Regulators shut down Signature Bank in New York while vowing to make all depositors of the New York bank and Silicon Valley Bank in California whole.
The $110 billion-asset Signature, which had close ties to the crypto industry, was closed due to “systemic risk,” the Federal Reserve, Federal Deposit Insurance Corp., and Treasury Department said in a press release.
The FDIC created Signature Bridge Bank to operate as it seeks bidders for the institution. Greg Carmichael, who recently announced plans to retire as executive chairman of Fifth Third Bancorp, was named CEO of the bridge bank.

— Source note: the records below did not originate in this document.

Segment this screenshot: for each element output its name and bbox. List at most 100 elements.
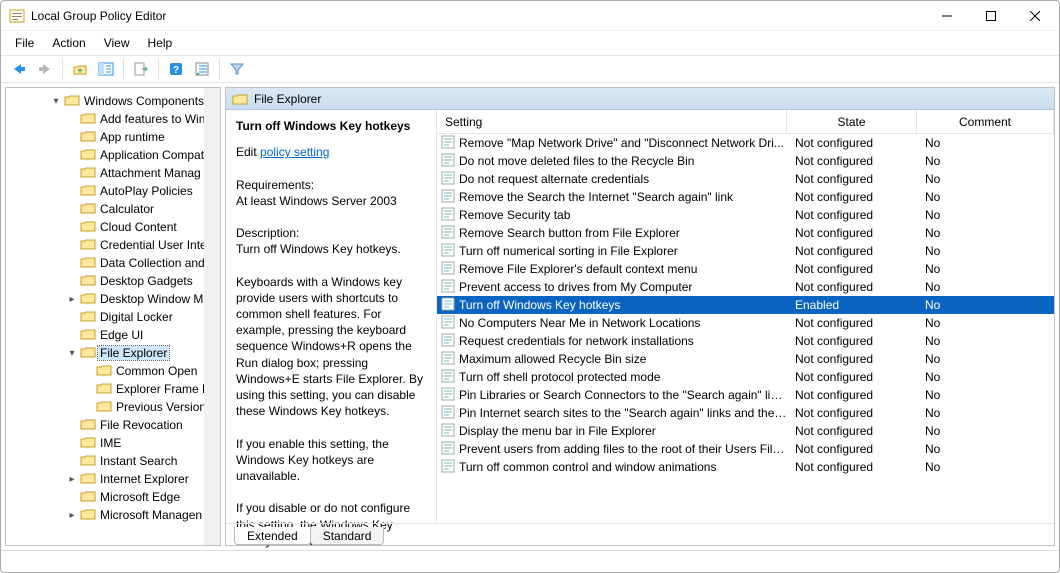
menu-view[interactable]: View <box>98 34 136 52</box>
tree-item[interactable]: Credential User Inte <box>6 236 220 254</box>
menu-file[interactable]: File <box>9 34 40 52</box>
tree-item-label: Cloud Content <box>98 220 179 234</box>
tree-item[interactable]: Attachment Manag <box>6 164 220 182</box>
policy-comment: No <box>917 136 1054 150</box>
tree-item[interactable]: App runtime <box>6 128 220 146</box>
policy-row[interactable]: Turn off numerical sorting in File Explo… <box>437 242 1054 260</box>
properties-button[interactable] <box>190 58 214 80</box>
expand-icon[interactable]: ▸ <box>66 510 78 521</box>
policy-state: Not configured <box>787 262 917 276</box>
description-text: If you enable this setting, the Windows … <box>236 436 426 485</box>
tree-item[interactable]: ▾ Windows Components <box>6 92 220 110</box>
tree-item[interactable]: Application Compat <box>6 146 220 164</box>
description-heading: Description: <box>236 225 426 241</box>
expand-icon[interactable]: ▸ <box>66 474 78 485</box>
tree-item[interactable]: Edge UI <box>6 326 220 344</box>
tree-item[interactable]: Instant Search <box>6 452 220 470</box>
column-setting[interactable]: Setting <box>437 110 787 133</box>
policy-row[interactable]: Maximum allowed Recycle Bin sizeNot conf… <box>437 350 1054 368</box>
tree-item[interactable]: Desktop Gadgets <box>6 272 220 290</box>
policy-row[interactable]: Remove "Map Network Drive" and "Disconne… <box>437 134 1054 152</box>
policy-name: Prevent access to drives from My Compute… <box>459 280 692 294</box>
show-hide-tree-button[interactable] <box>94 58 118 80</box>
policy-row[interactable]: Prevent users from adding files to the r… <box>437 440 1054 458</box>
policy-name: Remove Security tab <box>459 208 570 222</box>
edit-policy-link[interactable]: policy setting <box>260 145 329 159</box>
up-folder-button[interactable] <box>68 58 92 80</box>
requirements-text: At least Windows Server 2003 <box>236 193 426 209</box>
column-state[interactable]: State <box>787 110 917 133</box>
tree-scrollbar[interactable] <box>204 88 220 545</box>
tree-item[interactable]: Cloud Content <box>6 218 220 236</box>
policy-row[interactable]: Pin Libraries or Search Connectors to th… <box>437 386 1054 404</box>
tree-item[interactable]: Microsoft Edge <box>6 488 220 506</box>
policy-row[interactable]: Do not request alternate credentialsNot … <box>437 170 1054 188</box>
policy-state: Not configured <box>787 442 917 456</box>
policy-comment: No <box>917 244 1054 258</box>
separator <box>219 59 220 79</box>
tree-item-label: Previous Version <box>114 400 208 414</box>
tree-item-label: Desktop Gadgets <box>98 274 195 288</box>
policy-row[interactable]: Remove the Search the Internet "Search a… <box>437 188 1054 206</box>
policy-row[interactable]: Turn off common control and window anima… <box>437 458 1054 476</box>
policy-comment: No <box>917 316 1054 330</box>
tree-item[interactable]: AutoPlay Policies <box>6 182 220 200</box>
expand-icon <box>66 168 78 179</box>
policy-comment: No <box>917 226 1054 240</box>
policy-icon <box>441 207 455 224</box>
policy-row[interactable]: Remove Security tabNot configuredNo <box>437 206 1054 224</box>
tree-item[interactable]: Digital Locker <box>6 308 220 326</box>
tree-item[interactable]: ▾File Explorer <box>6 344 220 362</box>
policy-state: Not configured <box>787 244 917 258</box>
menu-action[interactable]: Action <box>46 34 91 52</box>
policy-row[interactable]: Prevent access to drives from My Compute… <box>437 278 1054 296</box>
back-button[interactable] <box>7 58 31 80</box>
policy-row[interactable]: Turn off Windows Key hotkeysEnabledNo <box>437 296 1054 314</box>
tree-item[interactable]: Add features to Win <box>6 110 220 128</box>
tab-standard[interactable]: Standard <box>310 527 385 545</box>
policy-comment: No <box>917 406 1054 420</box>
tree-item[interactable]: IME <box>6 434 220 452</box>
expand-icon[interactable]: ▸ <box>66 294 78 305</box>
policy-icon <box>441 423 455 440</box>
tree-item[interactable]: Common Open <box>6 362 220 380</box>
forward-button[interactable] <box>33 58 57 80</box>
tree-item[interactable]: ▸Desktop Window M <box>6 290 220 308</box>
policy-row[interactable]: Request credentials for network installa… <box>437 332 1054 350</box>
help-button[interactable]: ? <box>164 58 188 80</box>
maximize-button[interactable] <box>969 2 1013 30</box>
folder-icon <box>80 273 96 290</box>
policy-row[interactable]: Turn off shell protocol protected modeNo… <box>437 368 1054 386</box>
expand-icon[interactable]: ▾ <box>50 96 62 107</box>
policy-row[interactable]: No Computers Near Me in Network Location… <box>437 314 1054 332</box>
tree-item[interactable]: ▸Microsoft Managen <box>6 506 220 524</box>
policy-row[interactable]: Pin Internet search sites to the "Search… <box>437 404 1054 422</box>
policy-row[interactable]: Do not move deleted files to the Recycle… <box>437 152 1054 170</box>
minimize-button[interactable] <box>925 2 969 30</box>
close-button[interactable] <box>1013 2 1057 30</box>
tree-item[interactable]: File Revocation <box>6 416 220 434</box>
tree-item[interactable]: Previous Version <box>6 398 220 416</box>
filter-button[interactable] <box>225 58 249 80</box>
tree-item[interactable]: Data Collection and <box>6 254 220 272</box>
policy-state: Not configured <box>787 154 917 168</box>
export-button[interactable] <box>129 58 153 80</box>
tree-item[interactable]: Explorer Frame P <box>6 380 220 398</box>
policy-name: Remove the Search the Internet "Search a… <box>459 190 733 204</box>
column-comment[interactable]: Comment <box>917 110 1054 133</box>
policy-icon <box>441 153 455 170</box>
menu-help[interactable]: Help <box>142 34 179 52</box>
policy-row[interactable]: Remove File Explorer's default context m… <box>437 260 1054 278</box>
tree-item-label: File Revocation <box>98 418 185 432</box>
policy-name: Prevent users from adding files to the r… <box>459 442 787 456</box>
tree-item-label: Windows Components <box>82 94 206 108</box>
policy-row[interactable]: Display the menu bar in File ExplorerNot… <box>437 422 1054 440</box>
expand-icon <box>66 438 78 449</box>
tab-extended[interactable]: Extended <box>234 527 311 545</box>
tree-item[interactable]: Calculator <box>6 200 220 218</box>
policy-icon <box>441 315 455 332</box>
expand-icon[interactable]: ▾ <box>66 348 78 359</box>
tree-item[interactable]: ▸Internet Explorer <box>6 470 220 488</box>
folder-icon <box>80 417 96 434</box>
policy-row[interactable]: Remove Search button from File ExplorerN… <box>437 224 1054 242</box>
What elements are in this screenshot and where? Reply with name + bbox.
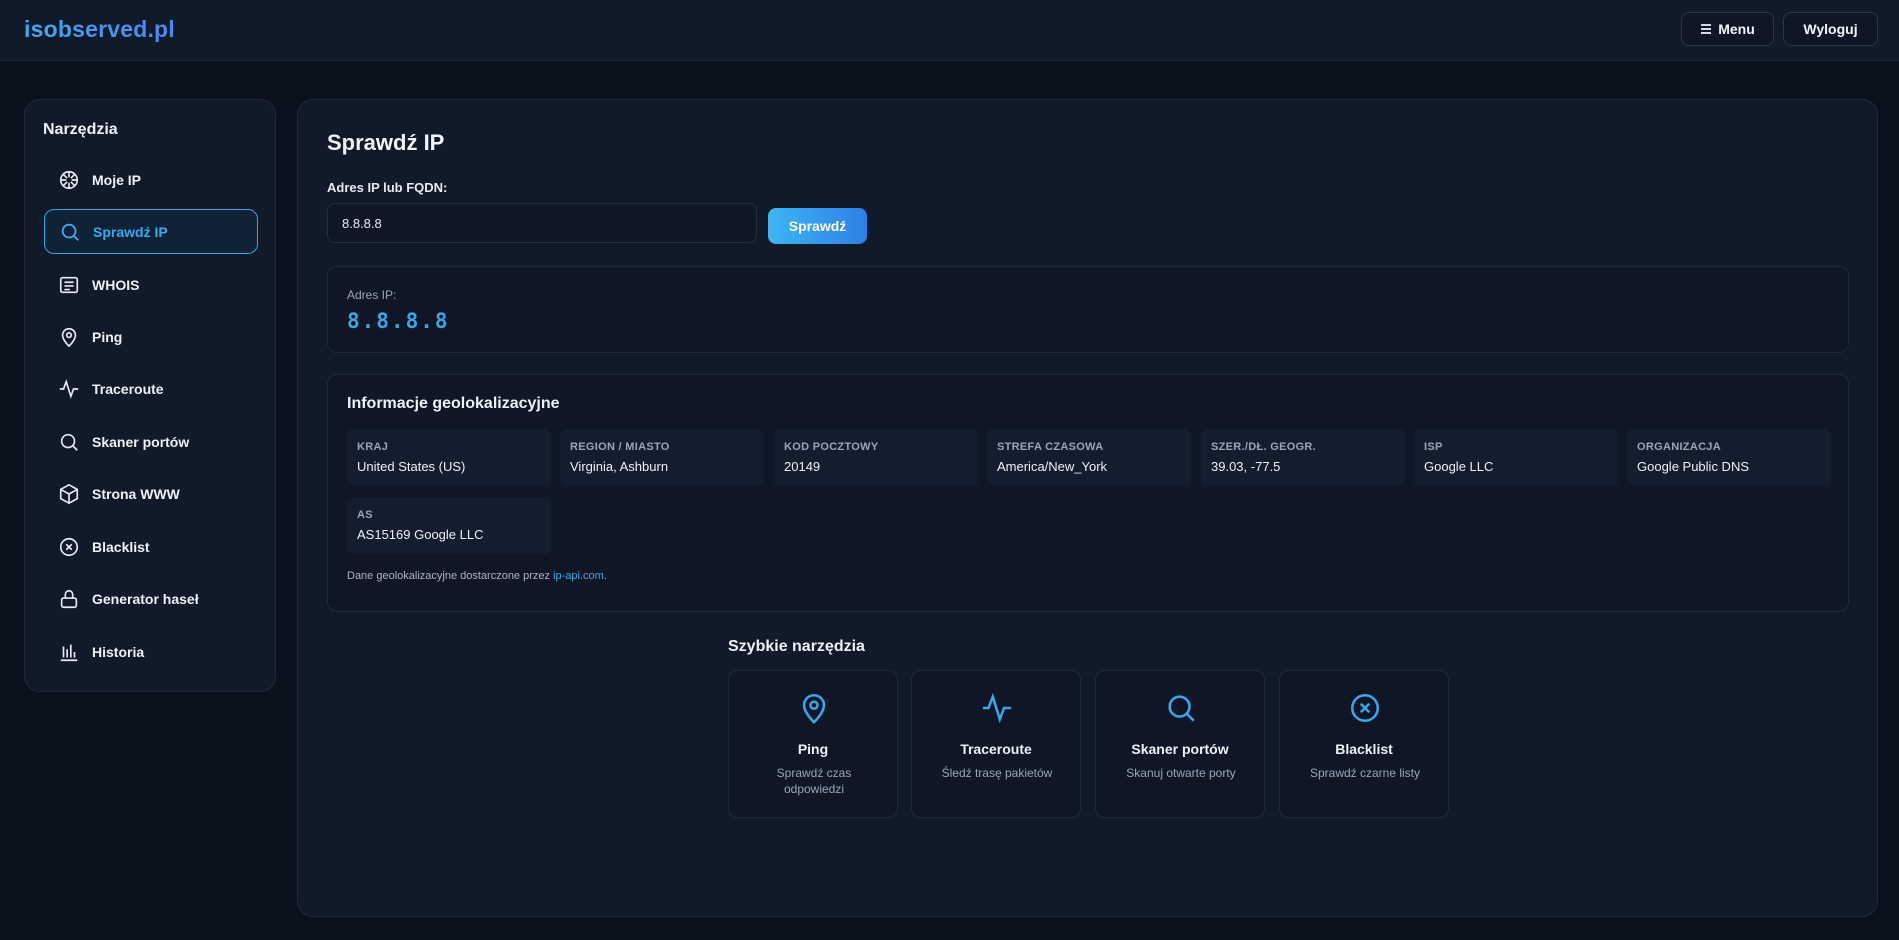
page-title: Sprawdź IP bbox=[327, 130, 445, 155]
geo-field-value: Google LLC bbox=[1424, 459, 1494, 474]
quick-tool-name: Blacklist bbox=[1335, 741, 1393, 757]
sidebar: Narzędzia Moje IP Sprawdź IP WHOIS Ping … bbox=[24, 99, 276, 692]
quick-tool-desc: Sprawdź czas odpowiedzi bbox=[776, 766, 852, 796]
geo-field-key: ISP bbox=[1424, 441, 1443, 453]
geo-field-value: 20149 bbox=[784, 459, 821, 474]
menu-button[interactable]: Menu bbox=[1681, 12, 1774, 46]
geo-field-key: STREFA CZASOWA bbox=[997, 441, 1104, 453]
ip-input-label: Adres IP lub FQDN: bbox=[327, 180, 448, 195]
main-panel: Sprawdź IP Adres IP lub FQDN: Sprawdź Ad… bbox=[297, 99, 1878, 917]
credit-text: Dane geolokalizacyjne dostarczone przez bbox=[347, 570, 551, 582]
ip-result-card: Adres IP: 8.8.8.8 bbox=[327, 266, 1849, 353]
ip-input[interactable] bbox=[327, 203, 757, 243]
sidebar-item-label: Skaner portów bbox=[92, 433, 190, 450]
sidebar-item-label: Historia bbox=[92, 643, 145, 660]
quick-tool-desc: Sprawdź czarne listy bbox=[1309, 766, 1421, 780]
sidebar-item-strona-www[interactable]: Strona WWW bbox=[44, 471, 258, 516]
quick-tool-ping[interactable]: Ping Sprawdź czas odpowiedzi bbox=[728, 670, 898, 818]
geo-field-key: ORGANIZACJA bbox=[1637, 441, 1721, 453]
geo-field-value: United States (US) bbox=[357, 459, 466, 474]
sidebar-item-moje-ip[interactable]: Moje IP bbox=[44, 157, 258, 202]
geolocation-title: Informacje geolokalizacyjne bbox=[347, 395, 560, 412]
credit-suffix: . bbox=[603, 570, 607, 582]
geo-field-organization: ORGANIZACJA Google Public DNS bbox=[1627, 429, 1831, 486]
sidebar-item-label: Sprawdź IP bbox=[93, 223, 168, 240]
quick-tool-traceroute[interactable]: Traceroute Śledź trasę pakietów bbox=[911, 670, 1081, 818]
sidebar-item-blacklist[interactable]: Blacklist bbox=[44, 524, 258, 569]
geo-field-key: SZER./DŁ. GEOGR. bbox=[1211, 441, 1317, 453]
menu-button-label: Menu bbox=[1718, 21, 1755, 37]
sidebar-item-label: Strona WWW bbox=[92, 485, 180, 502]
ip-result-value: 8.8.8.8 bbox=[347, 309, 450, 333]
sidebar-item-label: WHOIS bbox=[92, 276, 140, 293]
quick-tools-title: Szybkie narzędzia bbox=[728, 638, 865, 655]
sidebar-item-historia[interactable]: Historia bbox=[44, 629, 258, 674]
document-icon bbox=[59, 276, 79, 293]
sidebar-item-traceroute[interactable]: Traceroute bbox=[44, 366, 258, 411]
geolocation-card: Informacje geolokalizacyjne KRAJ United … bbox=[327, 374, 1849, 612]
search-icon bbox=[61, 223, 79, 241]
geo-field-coordinates: SZER./DŁ. GEOGR. 39.03, -77.5 bbox=[1201, 429, 1405, 486]
geo-field-as: AS AS15169 Google LLC bbox=[347, 497, 551, 554]
geo-field-timezone: STREFA CZASOWA America/New_York bbox=[987, 429, 1191, 486]
geo-field-key: KOD POCZTOWY bbox=[784, 441, 879, 453]
x-circle-icon bbox=[59, 537, 79, 556]
sidebar-item-label: Traceroute bbox=[92, 380, 164, 397]
hamburger-icon bbox=[1701, 24, 1712, 34]
activity-icon bbox=[982, 692, 1012, 724]
geo-field-key: KRAJ bbox=[357, 441, 389, 453]
geo-field-value: America/New_York bbox=[997, 459, 1108, 474]
x-circle-icon bbox=[1350, 693, 1380, 723]
quick-tool-port-scanner[interactable]: Skaner portów Skanuj otwarte porty bbox=[1095, 670, 1265, 818]
sidebar-item-label: Ping bbox=[92, 328, 123, 345]
map-pin-icon bbox=[61, 327, 77, 347]
credit-link[interactable]: ip-api.com bbox=[553, 570, 604, 582]
quick-tool-name: Skaner portów bbox=[1131, 741, 1229, 757]
bar-chart-icon bbox=[60, 644, 78, 661]
site-logo[interactable]: isobserved.pl bbox=[24, 16, 175, 43]
sidebar-item-skaner-portow[interactable]: Skaner portów bbox=[44, 419, 258, 464]
sidebar-item-label: Moje IP bbox=[92, 171, 142, 188]
geo-field-key: AS bbox=[357, 509, 373, 521]
sidebar-item-ping[interactable]: Ping bbox=[44, 314, 258, 359]
lock-icon bbox=[60, 589, 78, 608]
geo-field-region: REGION / MIASTO Virginia, Ashburn bbox=[560, 429, 764, 486]
sidebar-item-whois[interactable]: WHOIS bbox=[44, 262, 258, 307]
quick-tool-desc: Śledź trasę pakietów bbox=[941, 766, 1053, 780]
geo-field-postal-code: KOD POCZTOWY 20149 bbox=[774, 429, 978, 486]
logout-button[interactable]: Wyloguj bbox=[1783, 12, 1878, 46]
geo-field-key: REGION / MIASTO bbox=[570, 441, 670, 453]
sidebar-item-sprawdz-ip[interactable]: Sprawdź IP bbox=[44, 209, 258, 254]
quick-tool-blacklist[interactable]: Blacklist Sprawdź czarne listy bbox=[1279, 670, 1449, 818]
sidebar-item-label: Generator haseł bbox=[92, 590, 199, 607]
geo-field-value: 39.03, -77.5 bbox=[1211, 459, 1281, 474]
quick-tool-name: Traceroute bbox=[960, 741, 1032, 757]
sidebar-item-label: Blacklist bbox=[92, 538, 150, 555]
aperture-icon bbox=[59, 170, 79, 189]
geolocation-credit: Dane geolokalizacyjne dostarczone przez … bbox=[347, 570, 607, 582]
quick-tool-desc: Skanuj otwarte porty bbox=[1126, 766, 1236, 780]
geo-field-country: KRAJ United States (US) bbox=[347, 429, 551, 486]
sidebar-item-generator-hasel[interactable]: Generator haseł bbox=[44, 576, 258, 621]
search-icon bbox=[60, 433, 78, 451]
ip-result-label: Adres IP: bbox=[347, 288, 397, 302]
geo-field-value: Google Public DNS bbox=[1637, 459, 1749, 474]
top-bar: isobserved.pl Menu Wyloguj bbox=[0, 0, 1899, 61]
sidebar-title: Narzędzia bbox=[43, 121, 118, 138]
check-button[interactable]: Sprawdź bbox=[768, 208, 867, 244]
geo-field-isp: ISP Google LLC bbox=[1414, 429, 1618, 486]
quick-tool-name: Ping bbox=[797, 741, 829, 757]
map-pin-icon bbox=[802, 693, 826, 724]
cube-icon bbox=[59, 483, 79, 504]
search-icon bbox=[1168, 695, 1195, 722]
activity-icon bbox=[59, 378, 79, 399]
geo-field-value: AS15169 Google LLC bbox=[357, 527, 484, 542]
geo-field-value: Virginia, Ashburn bbox=[570, 459, 669, 474]
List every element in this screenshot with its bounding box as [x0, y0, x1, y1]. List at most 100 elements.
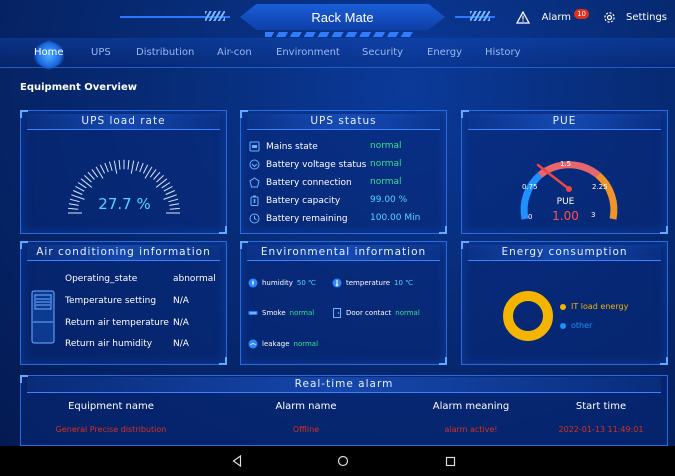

The regulators said Signature’s closure, as well as that of Silicon Valley Bank on Friday, would result in “no losses … borne by the taxpayer.”
“Shareholders and certain unsecured debtholders will not be protected,” the Signature Bank release said. “Senior management has also been removed. Any losses to the Deposit Insurance Fund to support uninsured depositors will be recovered by a special assessment on banks, as required by law.”
The Fed said it will make available additional funding to eligible depository institutions to help “assure banks have the ability to meet the needs of all their depositors.”
Silvergate Capital said earlier in the week that it would voluntarily liquidate its bank with help from its state regulator. SVB Financial quickly imploded a few days later after announcing selling a large amount of securities at a sizeable loss to shore up liquidity.